IMPACT OF SMOKING ON OUTCOMES OF PERCUTANEOUS CORONARY INTERVENTION IN PAKISTANI PATIENTS WITH CORONARY ARTERY DISEASE
Main Article Content
Keywords
Coronary artery disease, Percutaneous Coronary Intervention,, Smoking, Major adverse cardiovascular events, Left ventricular ejection fraction, Pakistan
Abstract
Background: Coronary artery disease (CAD) is a leading cause of morbidity and mortality globally, particularly in developing countries like Pakistan. Percutaneous Coronary Intervention (PCI) is a common and effective treatment for CAD. However, smoking, a major risk factor for CAD, adversely impacts PCI outcomes.
Objective: This study aimed to evaluate the impact of smoking on the outcomes of PCI in Pakistani patients with CAD.
Methods: An observational cohort study was conducted at the National Institute of Cardiovascular Diseases (NICVD) in Karachi, Pakistan, from January 2020 to December 2022. The study included 303 patients who underwent PCI. Participants were categorized into smokers and non-smokers. Data on baseline characteristics, major adverse cardiovascular events (MACE), and left ventricular ejection fraction (LVEF) were collected. Statistical analysis was performed using SPSS version 25.0.

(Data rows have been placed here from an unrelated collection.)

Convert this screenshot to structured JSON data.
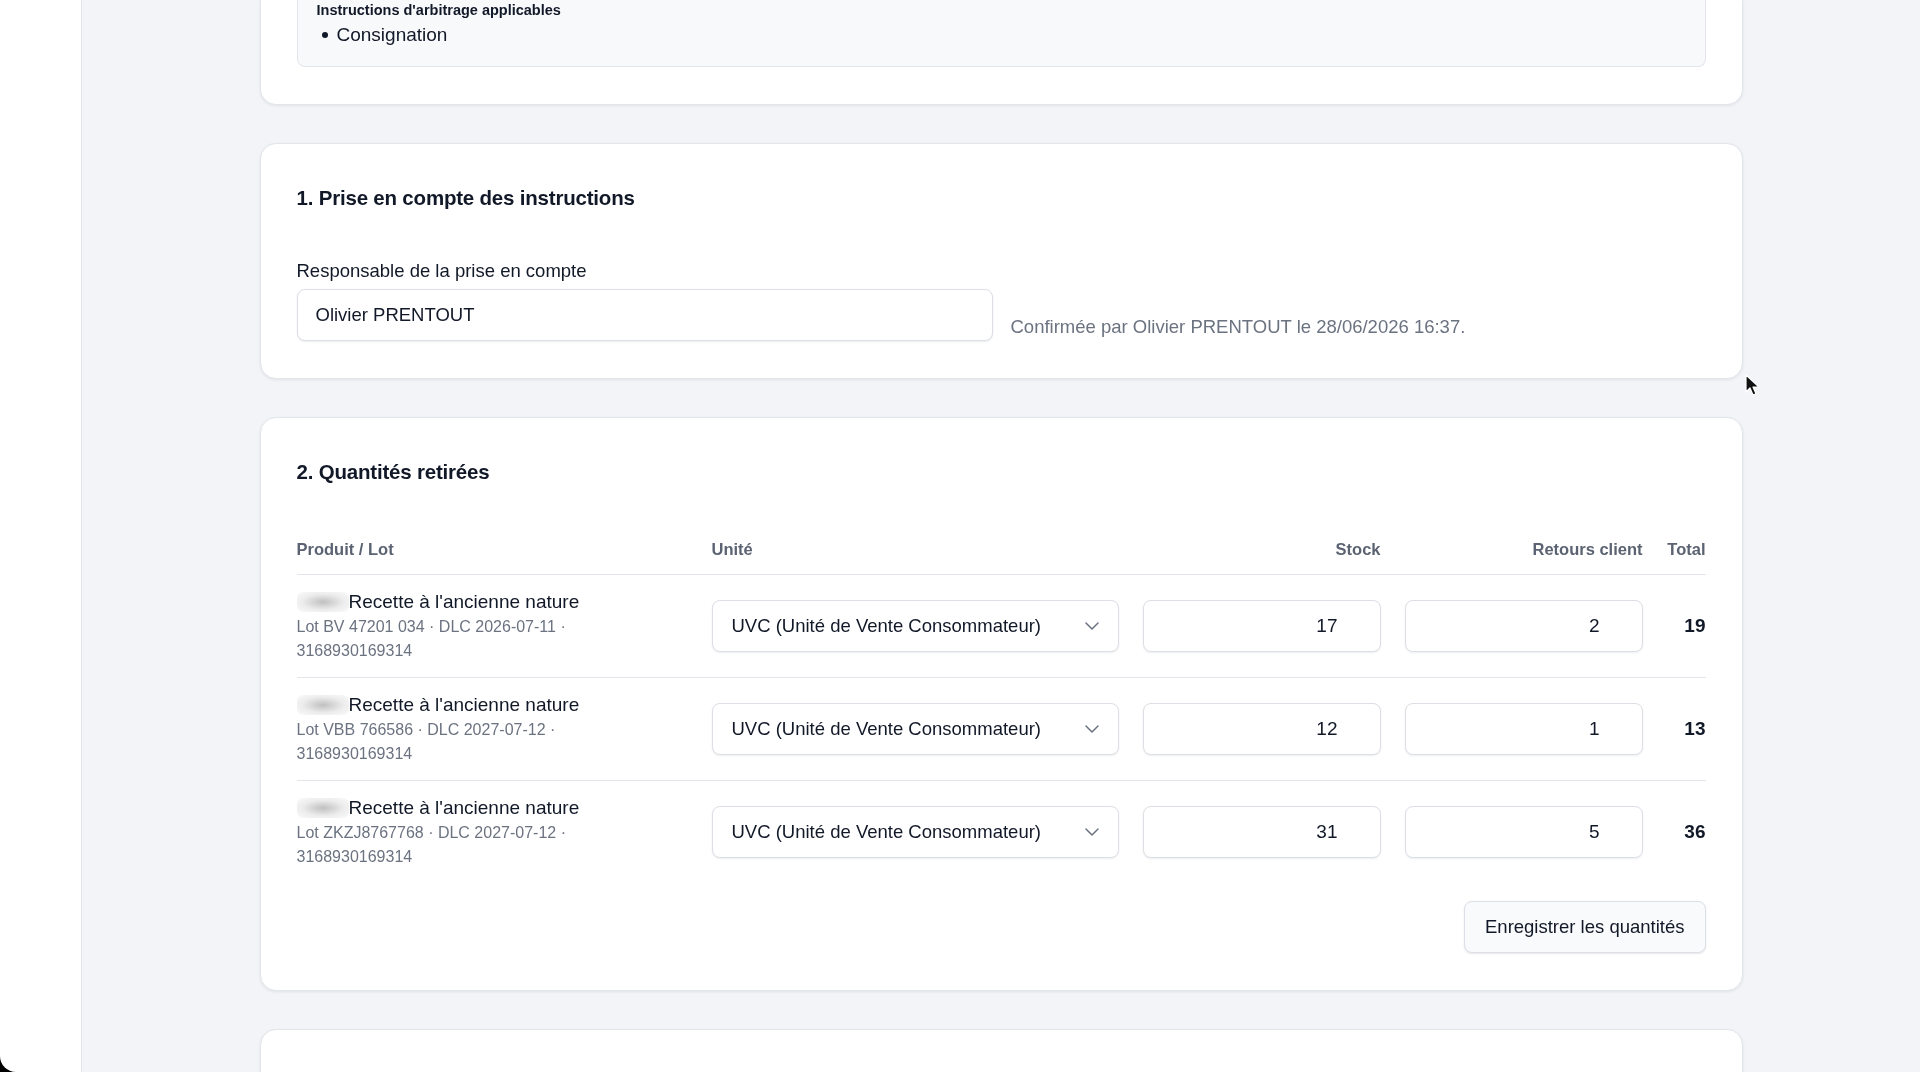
{
  "instructions_card": {
    "label": "Instructions d'arbitrage applicables",
    "items": [
      "Consignation"
    ]
  },
  "acknowledgement": {
    "title": "1. Prise en compte des instructions",
    "field": {
      "label": "Responsable de la prise en compte",
      "value": "Olivier PRENTOUT"
    },
    "confirmation": "Confirmée par Olivier PRENTOUT le 28/06/2026 16:37."
  },
  "quantities": {
    "title": "2. Quantités retirées",
    "columns": [
      "Produit / Lot",
      "Unité",
      "Stock",
      "Retours client",
      "Total"
    ],
    "rows": [
      {
        "product": "Recette à l'ancienne nature",
        "details": "Lot BV 47201 034 · DLC 2026-07-11 · 3168930169314",
        "unit": "UVC (Unité de Vente Consommateur)",
        "stock": "17",
        "returns": "2",
        "total": "19"
      },
      {
        "product": "Recette à l'ancienne nature",
        "details": "Lot VBB 766586 · DLC 2027-07-12 · 3168930169314",
        "unit": "UVC (Unité de Vente Consommateur)",
        "stock": "12",
        "returns": "1",
        "total": "13"
      },
      {
        "product": "Recette à l'ancienne nature",
        "details": "Lot ZKZJ8767768 · DLC 2027-07-12 · 3168930169314",
        "unit": "UVC (Unité de Vente Consommateur)",
        "stock": "31",
        "returns": "5",
        "total": "36"
      }
    ],
    "save_button": "Enregistrer les quantités"
  }
}
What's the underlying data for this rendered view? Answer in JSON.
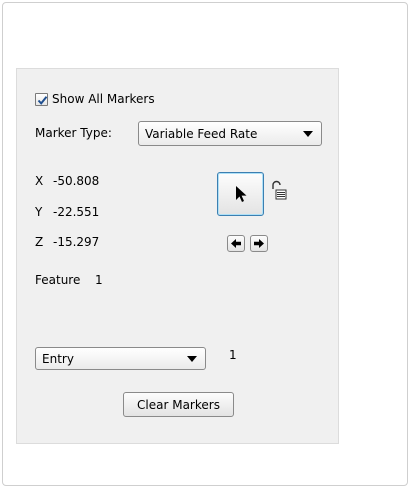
{
  "markers_panel": {
    "show_all_markers": {
      "label": "Show All Markers",
      "checked": true
    },
    "marker_type": {
      "label": "Marker Type:",
      "selected": "Variable Feed Rate"
    },
    "coordinates": {
      "x": {
        "label": "X",
        "value": "-50.808"
      },
      "y": {
        "label": "Y",
        "value": "-22.551"
      },
      "z": {
        "label": "Z",
        "value": "-15.297"
      }
    },
    "feature": {
      "label": "Feature",
      "value": "1"
    },
    "point_select": {
      "selected": "Entry",
      "index": "1"
    },
    "clear_markers_label": "Clear Markers",
    "icons": {
      "pointer": "pointer-arrow-icon",
      "lock": "unlocked-padlock-icon",
      "prev": "arrow-left-icon",
      "next": "arrow-right-icon"
    },
    "colors": {
      "panel_bg": "#f0f0f0",
      "focus_border": "#3c7fb1",
      "checkbox_check": "#1f4f8f"
    }
  }
}
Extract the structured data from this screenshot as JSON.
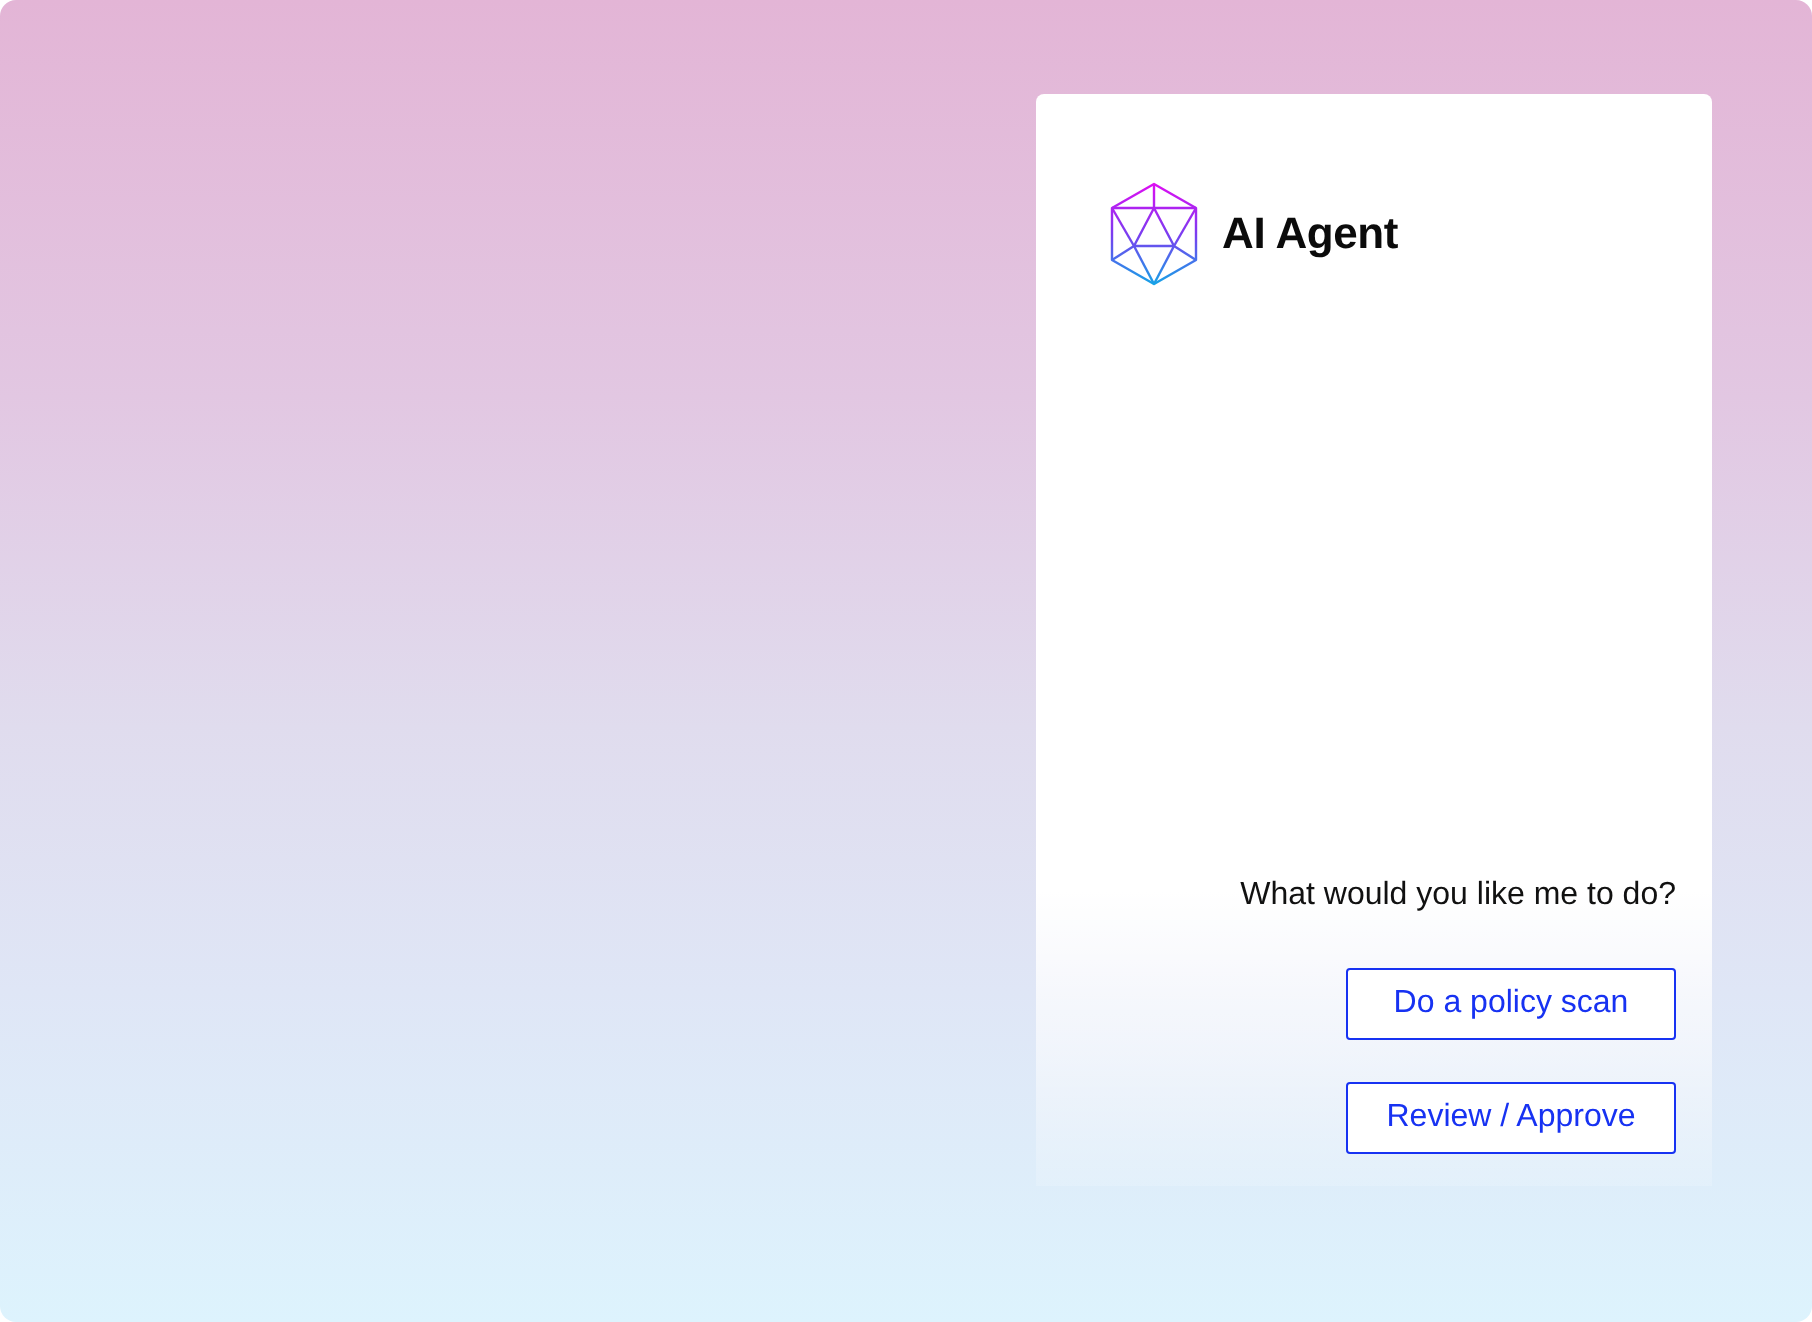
{
  "agent_panel": {
    "title": "AI Agent"
  },
  "chat": {
    "prompt": "What would you like me to do?",
    "actions": [
      {
        "label": "Do a policy scan"
      },
      {
        "label": "Review / Approve"
      }
    ]
  }
}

Results: The study population comprised 203 males (67%) and 100 females (33%), with a mean age of 60.4 years. Smokers had a significantly higher incidence of MACE (24.8%) compared to non-smokers (17.1%) (p < 0.05). Additionally, smokers exhibited higher rates of myocardial infarction (15.9% vs. 9.5%), target vessel revascularization (13.1% vs. 8.2%), and cardiovascular death (7.6% vs. 4.4%) (p < 0.05 for all). Smokers also had a lower mean LVEF Post-PCI (52.3% vs. 55.7%) (p < 0.05).
Conclusion: Smoking significantly worsens PCI outcomes in patients with CAD in Pakistan. These findings underscore the importance of integrating aggressive smoking cessation programs into the management of patients undergoing PCI to improve clinical outcomes.